Electric fences for most pastures are an expensive but mandatory piece of overhead, and no rancher or farmer with cattle can do without them. Their styles and methods of operation are many (see "Build a High-Tension Fence") but they are designed to enclose areas on a grand scale. For those of us with smaller but equally precious garden plots to protect, modified electric garden fences can assure that your hard-won autumn harvest goes unmolested by other hungry creatures and that your wallet will survive the effort.

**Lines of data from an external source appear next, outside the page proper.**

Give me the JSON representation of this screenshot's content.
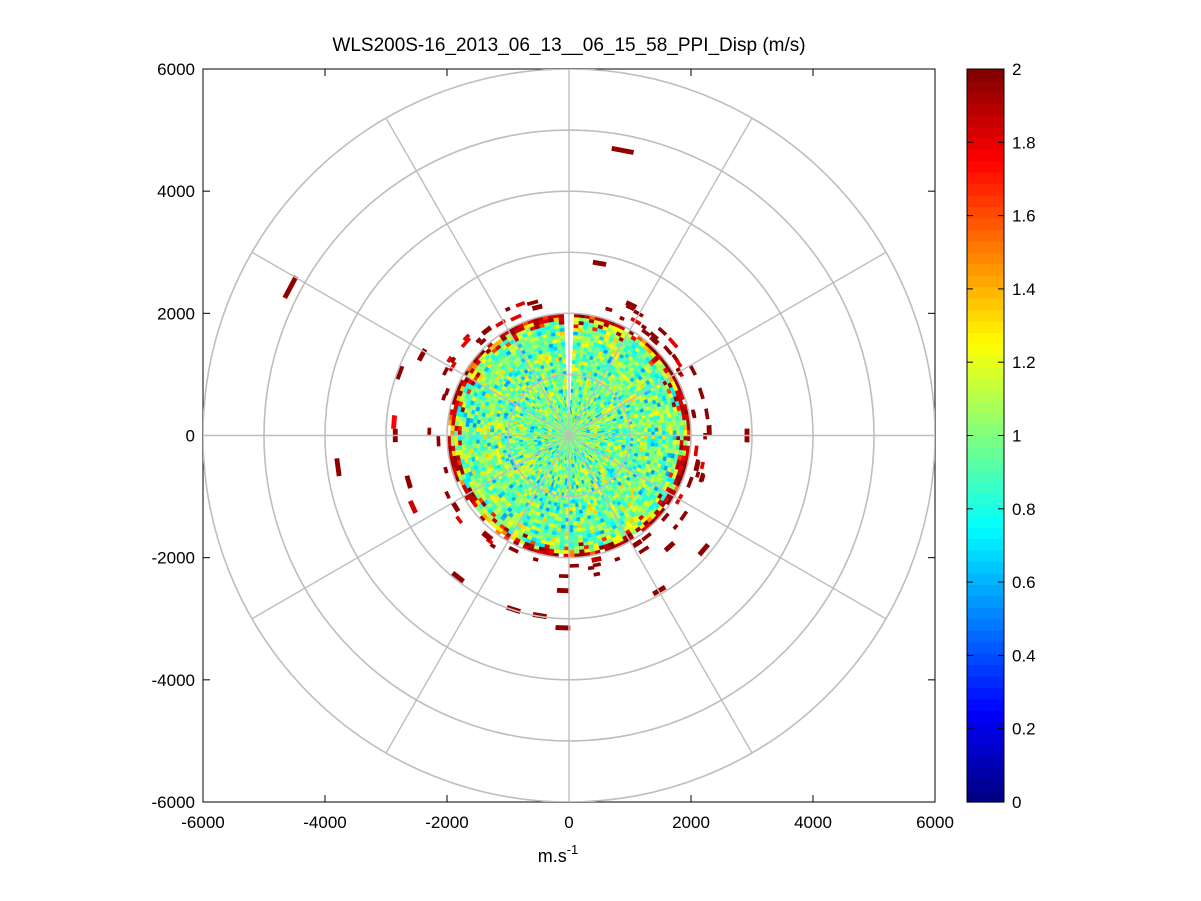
{
  "chart_data": {
    "type": "heatmap",
    "subtype": "polar-ppi",
    "title": "WLS200S-16_2013_06_13__06_15_58_PPI_Disp (m/s)",
    "xlabel": "m.s",
    "xlabel_sup": "-1",
    "ylabel": "",
    "xlim": [
      -6000,
      6000
    ],
    "ylim": [
      -6000,
      6000
    ],
    "x_ticks": [
      "-6000",
      "-4000",
      "-2000",
      "0",
      "2000",
      "4000",
      "6000"
    ],
    "y_ticks": [
      "6000",
      "4000",
      "2000",
      "0",
      "-2000",
      "-4000",
      "-6000"
    ],
    "x_tick_values": [
      -6000,
      -4000,
      -2000,
      0,
      2000,
      4000,
      6000
    ],
    "y_tick_values": [
      6000,
      4000,
      2000,
      0,
      -2000,
      -4000,
      -6000
    ],
    "polar_rings": [
      1000,
      2000,
      3000,
      4000,
      5000,
      6000
    ],
    "polar_spokes_deg": [
      0,
      30,
      60,
      90,
      120,
      150,
      180,
      210,
      240,
      270,
      300,
      330
    ],
    "data_core": {
      "max_range": 2000,
      "missing_sector_deg": [
        -3,
        3
      ],
      "dominant_value": 0.95,
      "value_range": [
        0.5,
        1.3
      ],
      "edge_value": 1.95
    },
    "outlier_patches": [
      {
        "x": 880,
        "y": 4670,
        "value": 1.97
      },
      {
        "x": 500,
        "y": 2820,
        "value": 1.97
      },
      {
        "x": -4570,
        "y": 2430,
        "value": 1.97
      },
      {
        "x": -2410,
        "y": 1320,
        "value": 1.97
      },
      {
        "x": -2780,
        "y": 1030,
        "value": 1.97
      },
      {
        "x": -2870,
        "y": 220,
        "value": 1.75
      },
      {
        "x": -2850,
        "y": 0,
        "value": 1.97
      },
      {
        "x": -3790,
        "y": -520,
        "value": 1.97
      },
      {
        "x": -2630,
        "y": -760,
        "value": 1.97
      },
      {
        "x": -2560,
        "y": -1170,
        "value": 1.85
      },
      {
        "x": -1820,
        "y": -2320,
        "value": 1.97
      },
      {
        "x": -910,
        "y": -2850,
        "value": 1.97
      },
      {
        "x": -480,
        "y": -2950,
        "value": 1.97
      },
      {
        "x": -100,
        "y": -2540,
        "value": 1.97
      },
      {
        "x": -100,
        "y": -3150,
        "value": 1.97
      },
      {
        "x": 2920,
        "y": 0,
        "value": 1.97
      },
      {
        "x": 2300,
        "y": 80,
        "value": 1.97
      },
      {
        "x": 2210,
        "y": -1870,
        "value": 1.97
      },
      {
        "x": 1650,
        "y": -1820,
        "value": 1.97
      },
      {
        "x": 1480,
        "y": -2540,
        "value": 1.97
      },
      {
        "x": 450,
        "y": -2030,
        "value": 1.9
      },
      {
        "x": 1400,
        "y": 1560,
        "value": 1.97
      },
      {
        "x": 1020,
        "y": 2140,
        "value": 1.97
      },
      {
        "x": -1350,
        "y": 1720,
        "value": 1.97
      },
      {
        "x": -520,
        "y": 2100,
        "value": 1.97
      },
      {
        "x": -1860,
        "y": -1170,
        "value": 1.97
      },
      {
        "x": 1120,
        "y": -1770,
        "value": 1.97
      },
      {
        "x": -1350,
        "y": -1650,
        "value": 1.97
      },
      {
        "x": 2100,
        "y": -500,
        "value": 1.97
      }
    ],
    "colorbar": {
      "min": 0,
      "max": 2,
      "ticks": [
        "0",
        "0.2",
        "0.4",
        "0.6",
        "0.8",
        "1",
        "1.2",
        "1.4",
        "1.6",
        "1.8",
        "2"
      ],
      "tick_values": [
        0,
        0.2,
        0.4,
        0.6,
        0.8,
        1,
        1.2,
        1.4,
        1.6,
        1.8,
        2
      ],
      "colormap": "jet"
    },
    "grid": true,
    "colors": {
      "grid": "#bebebe",
      "axis": "#000000",
      "background": "#ffffff"
    }
  }
}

With lightweight electric fences, you don't need heavy posts or specialized tools. All you do is push the self-insulating plastic or fiberglass posts into the ground by hand or tap them in with a mallet. And you won't need posts at all if you put up an "invisible" radio fence to keep your doggy out of the veggie patch. But more on that in a moment.

Visible electrified garden fencing comes in three options: twine, tape, and net. A ll three are made from strands of polyethylene combined with metal filaments, the polyethylene for strength, the metal filaments to conduct electric current. Would-be marauders coming into contact with the fence get a jolt that's not unlike a sharp static spark.

The beauty of electroplastic fencing is that it goes up fast. You can fence the average family-sized garden in an hour or less. After the autumn harvest, you can take the fence down, roll it up, and put it away for the winter, giving you an unobstructed view of the backyard while your garden is fallow.

Polywire Fencing

The basic stuff electroplastic fencing is made of is electroplastic twine, also known as "polywire." Lightweight and easy to cut with scissors, polywire is used much the same way you would use any fence wire.

It looks a bit different, however, mainly because it comes in colors—yellow, white, orange, and black. Color affects both the fence's visibility and its resistance to ultraviolet sunlight. Black has the greatest resistance to sunlight but is hardest to see. Color visibility is strictly for the benefit and safety of humans, since most animals are color blind.